Advanced Computing in the Age of AI | Thursday, June 30, 2022

Deloitte Spots Six Trends for Healthcare Data 

As data volumes grow, so too does the term “smart,” which refers to tools that can more easily find a needle of meaning from a haystack. And as we move from using these data for hindsight to foresight, Deloitte has mapped out six key trends helping to make this possible.

As Brett Davis, a principal at Deloitte, explains, “The future is already here. It just hasn’t been evenly distributed yet.”

Based on Deloitte’s research, shaping that distribution and use for healthcare are: expanding definitions of health, demanding demographics, rising pressure from government, converging industries, expanded connectivity, and greater transparency.

Already we’ve seen the definition of medicine expand as doctors turn to genomics to help inform their diagnoses and treatment plans, but as diagnostic tools, at-home monitoring and other key assets expand in their capability and popularity, Deloitte is expecting that the information that doctor’s need is already changing. On the one hand many doctors already have greater context to guide their diagnoses, but on the other, Dave Biel, Deloitte’s National Technology Principal for Life Sciences and Healthcare points out that for certain issues, patients may not even need to go to their doctor anymore.

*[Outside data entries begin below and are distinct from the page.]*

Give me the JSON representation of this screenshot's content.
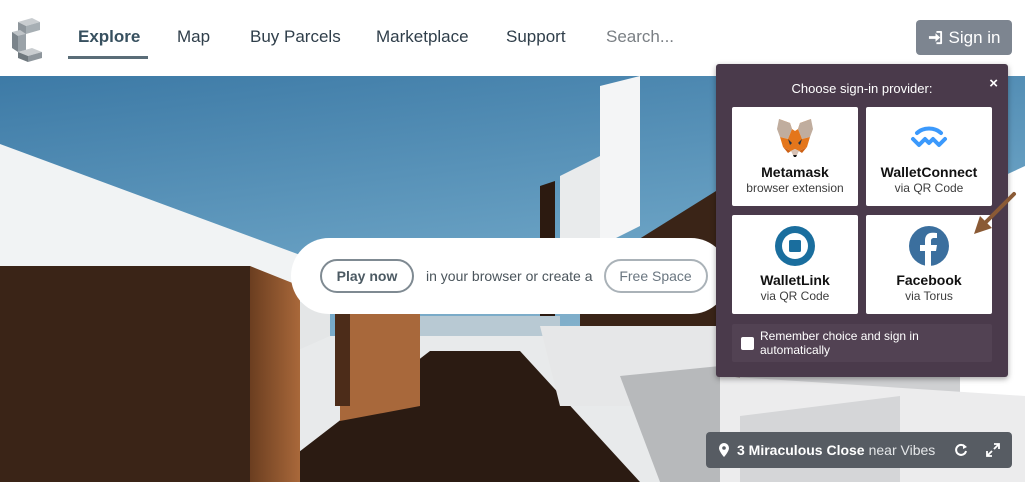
{
  "nav": {
    "items": [
      {
        "label": "Explore",
        "active": true
      },
      {
        "label": "Map",
        "active": false
      },
      {
        "label": "Buy Parcels",
        "active": false
      },
      {
        "label": "Marketplace",
        "active": false
      },
      {
        "label": "Support",
        "active": false
      }
    ],
    "search_placeholder": "Search...",
    "signin_label": "Sign in"
  },
  "hero": {
    "play_label": "Play now",
    "middle_text": "in your browser or create a",
    "free_space_label": "Free Space"
  },
  "location": {
    "name": "3 Miraculous Close",
    "near_text": "near Vibes",
    "icons": [
      "map-pin-icon",
      "refresh-icon",
      "expand-icon"
    ]
  },
  "signin_popup": {
    "title": "Choose sign-in provider:",
    "close_glyph": "×",
    "providers": [
      {
        "name": "Metamask",
        "subtitle": "browser extension",
        "icon": "metamask-fox-icon"
      },
      {
        "name": "WalletConnect",
        "subtitle": "via QR Code",
        "icon": "walletconnect-icon"
      },
      {
        "name": "WalletLink",
        "subtitle": "via QR Code",
        "icon": "walletlink-icon"
      },
      {
        "name": "Facebook",
        "subtitle": "via Torus",
        "icon": "facebook-icon"
      }
    ],
    "remember_label": "Remember choice and sign in automatically",
    "remember_checked": false
  },
  "colors": {
    "popup_bg": "#4a3a4b",
    "signin_button": "#7d8590",
    "walletconnect_blue": "#3b99fc",
    "walletlink_blue": "#1a6e9e",
    "facebook_blue": "#3b6f9e",
    "annotation_arrow": "#8a5a35"
  }
}
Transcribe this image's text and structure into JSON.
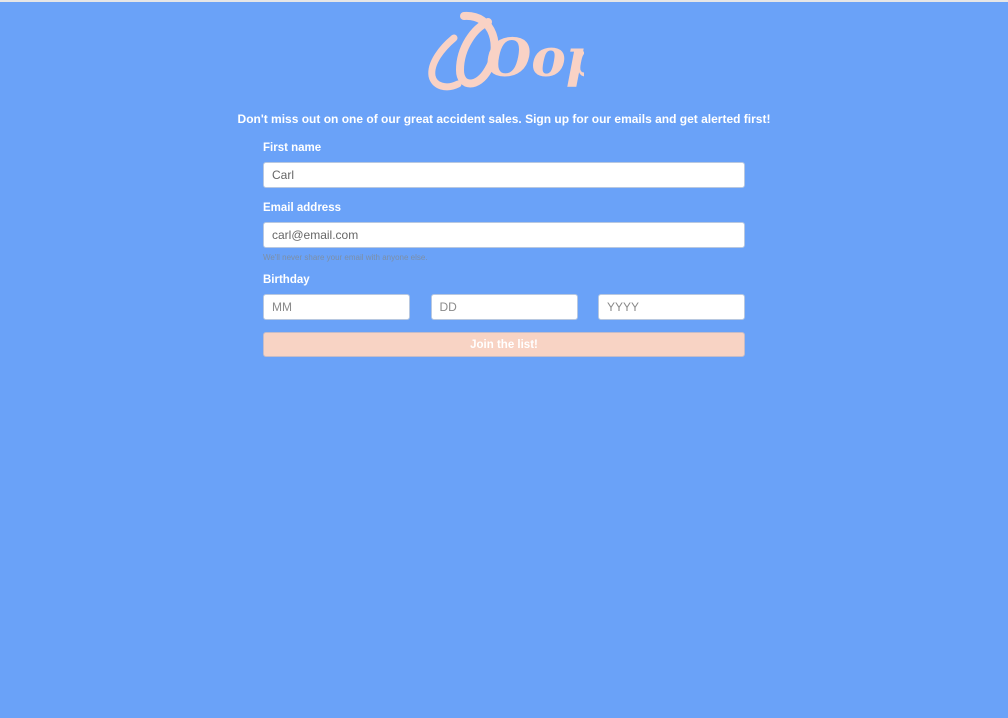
{
  "logo": {
    "text": "Oops",
    "color": "#f9d2c5"
  },
  "tagline": "Don't miss out on one of our great accident sales. Sign up for our emails and get alerted first!",
  "form": {
    "first_name": {
      "label": "First name",
      "value": "Carl"
    },
    "email": {
      "label": "Email address",
      "value": "carl@email.com",
      "help": "We'll never share your email with anyone else."
    },
    "birthday": {
      "label": "Birthday",
      "month_placeholder": "MM",
      "day_placeholder": "DD",
      "year_placeholder": "YYYY"
    },
    "submit_label": "Join the list!"
  },
  "colors": {
    "background": "#6aa2f8",
    "accent": "#f8d3c4",
    "text": "#ffffff"
  }
}
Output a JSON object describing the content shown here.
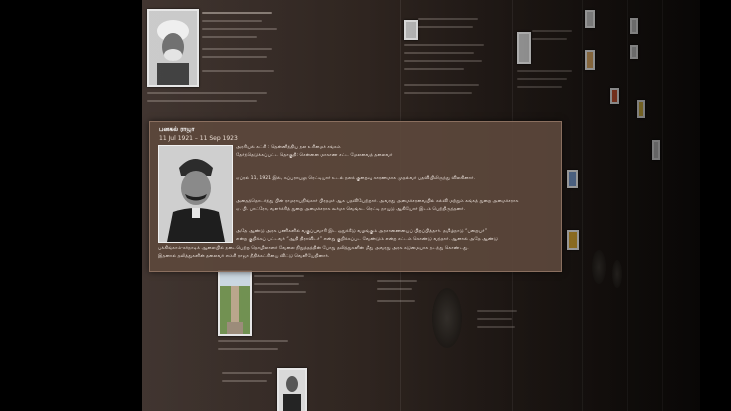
{
  "popup": {
    "title": "பனகல் ராஜா",
    "dates": "11 Jul 1921 – 11 Sep 1923",
    "meta_line1": "அரசியல் கட்சி : தென்னிந்திய நல உரிமைச் சங்கம்",
    "meta_line2": "தேர்ந்தெடுக்கப்பட்ட தொகுதி: சென்னை மாகாண சட்ட மேலவைத் தலைவர்",
    "para1": "ஏப்ரல் 11, 1921 இல், சுப்பராயலு ரெட்டியார் உடல் நலக் குறைவு காரணமாக முதல்வர் பதவியிலிருந்து விலகினார்.",
    "para2a": "அதைத்தொடர்ந்து பின் ராமராயநிங்கார் பிரதமர் ஆக பதவியேற்றார். அவரது அமைச்சரவையில் கல்வி மற்றும் சுங்கத் துறை அமைச்சராக",
    "para2b": "ஏ. பி. பாட்ரோ, வளர்ச்சித் துறை அமைச்சராக கூர்மா வெங்கட ரெட்டி நாயுடு ஆகியோர் இடம் பெற்றிருந்தனர்.",
    "para3a": "அதே ஆண்டு அரசு பணிகளில் வகுப்புவாரி இட ஒதுக்கீடு வழங்கும் அரசாணையைப் பிறப்பித்தார். தமிழ்நாடு “பறையர்”",
    "para3b": "என்ற குறிக்கப் பட்டவர் “ஆதி திராவிடர்” என்று குறிக்கப்பட வேண்டும் என்ற சட்டம் கொண்டு வந்தார். ஆனால் அதே ஆண்டு",
    "para3c": "பக்கிங்காம்-கர்நாடிக் ஆலையில் நடைபெற்ற தொழிலாளர் வேலை நிறுத்தத்தின் போது தலித்துகளின் மீது அவரது அரசு கடுமையாக நடந்து கொண்டது.",
    "para3d": "இதனால் தலித்துகளின் தலைவர் எம்சி ராஜா நீதிக்கட்சியை விட்டு வெளியேறினார்."
  },
  "background_items": [
    {
      "name": "portrait-turbaned-elder",
      "kind": "photo"
    },
    {
      "name": "portrait-dark-suit",
      "kind": "photo"
    },
    {
      "name": "statue-photo",
      "kind": "photo"
    },
    {
      "name": "state-emblem",
      "kind": "emblem"
    }
  ],
  "colors": {
    "wall": "#2f2520",
    "popup_bg": "#5c483c",
    "popup_text": "#f5ece6"
  }
}
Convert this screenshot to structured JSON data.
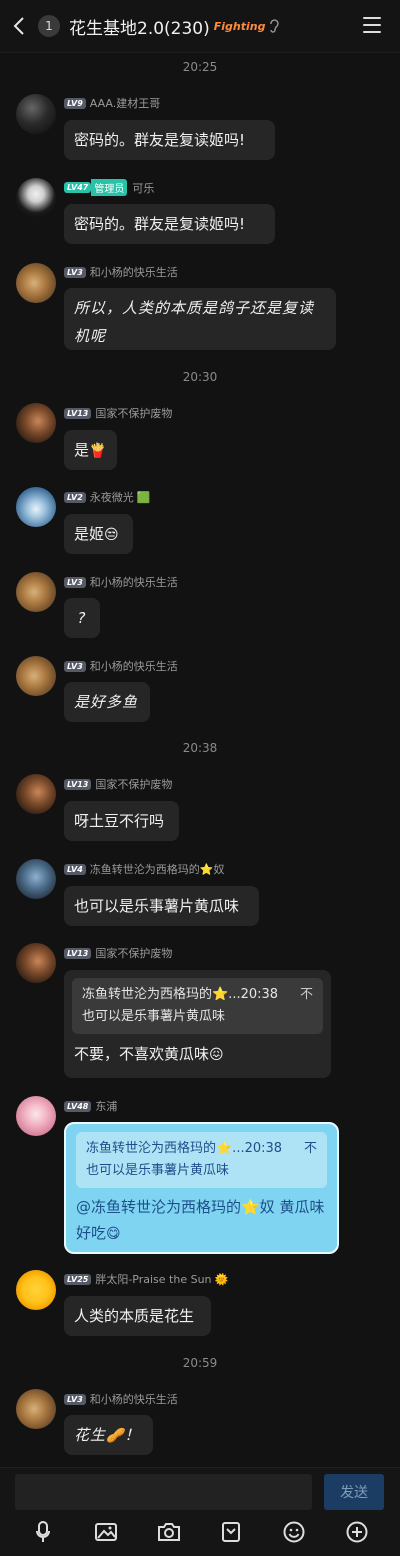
{
  "header": {
    "unread_count": "1",
    "title": "花生基地2.0(230)",
    "title_decoration": "Fighting",
    "icons": [
      "back-arrow-icon",
      "ear-icon",
      "menu-icon"
    ]
  },
  "timestamps": [
    "20:25",
    "20:30",
    "20:38",
    "20:59"
  ],
  "messages": [
    {
      "level": "LV9",
      "name": "AAA.建材王哥",
      "text": "密码的。群友是复读姬吗!"
    },
    {
      "level": "LV47",
      "role": "管理员",
      "name": "可乐",
      "text": "密码的。群友是复读姬吗!"
    },
    {
      "level": "LV3",
      "name": "和小杨的快乐生活",
      "text": "所以，人类的本质是鸽子还是复读机呢"
    },
    {
      "level": "LV13",
      "name": "国家不保护废物",
      "text": "是",
      "emoji": "🍟"
    },
    {
      "level": "LV2",
      "name": "永夜微光",
      "name_emoji": "🟩",
      "text": "是姬",
      "emoji": "😒"
    },
    {
      "level": "LV3",
      "name": "和小杨的快乐生活",
      "text": "?"
    },
    {
      "level": "LV3",
      "name": "和小杨的快乐生活",
      "text": "是好多鱼"
    },
    {
      "level": "LV13",
      "name": "国家不保护废物",
      "text": "呀土豆不行吗"
    },
    {
      "level": "LV4",
      "name": "冻鱼转世沦为西格玛的⭐奴",
      "text": "也可以是乐事薯片黄瓜味"
    },
    {
      "level": "LV13",
      "name": "国家不保护废物",
      "quote": {
        "head": "冻鱼转世沦为西格玛的⭐...20:38",
        "close": "不",
        "body": "也可以是乐事薯片黄瓜味"
      },
      "text": "不要，不喜欢黄瓜味",
      "emoji": "😖"
    },
    {
      "level": "LV48",
      "name": "东浦",
      "quote": {
        "head": "冻鱼转世沦为西格玛的⭐...20:38",
        "close": "不",
        "body": "也可以是乐事薯片黄瓜味"
      },
      "text": "@冻鱼转世沦为西格玛的⭐奴 黄瓜味好吃",
      "emoji": "😋"
    },
    {
      "level": "LV25",
      "name": "胖太阳-Praise the Sun",
      "name_emoji": "🌞",
      "text": "人类的本质是花生"
    },
    {
      "level": "LV3",
      "name": "和小杨的快乐生活",
      "text": "花生",
      "emoji": "🥜",
      "text_after": "！"
    }
  ],
  "composer": {
    "placeholder": "",
    "send_label": "发送",
    "tools": [
      "microphone-icon",
      "image-icon",
      "camera-icon",
      "sticker-icon",
      "emoji-icon",
      "plus-icon"
    ]
  },
  "colors": {
    "background": "#121212",
    "bubble": "#262626",
    "highlight_bubble": "#7fd5f1",
    "admin": "#27c2a8",
    "send_button": "#1c3d63"
  }
}
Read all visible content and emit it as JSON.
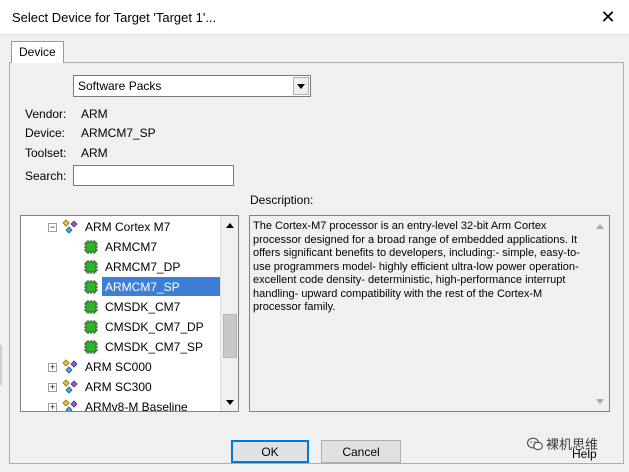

But with these added tools comes added pressure, says Dan Housman, CTO of Recombinant by Deloitte. From individualized risk assessments to genetic screenings, he says these changes have in turn been game changers, which in turn means that we are starting to expect to see more meaning and greater results from our data.

Yet simultaneously, security and privacy demands surrounding patient data has built a hurdle over which the industry must climb. Biel says that the result is added cost to the system in the initial stages, particularly if healthcare providers are using the cloud.

This gets increasingly complex as healthcare enters the domain of public policy and regulation, particularly when electronic medical records are brought up.

“The basic goal in terms of medicine is to not do harm to your patients,” Housman says, noting that this needs to carry over to analytics, where privacy is a major cause for concern.

Still, deriving meaning from information is becoming easier as various relationships converge, allowing everyone from payers and providers to pharmaceutical and device companies to exchange data. This is made all the more important as biomedical tools that allow doctors to check your vitals even while you’re at home and they’re in the hospital become commonplace.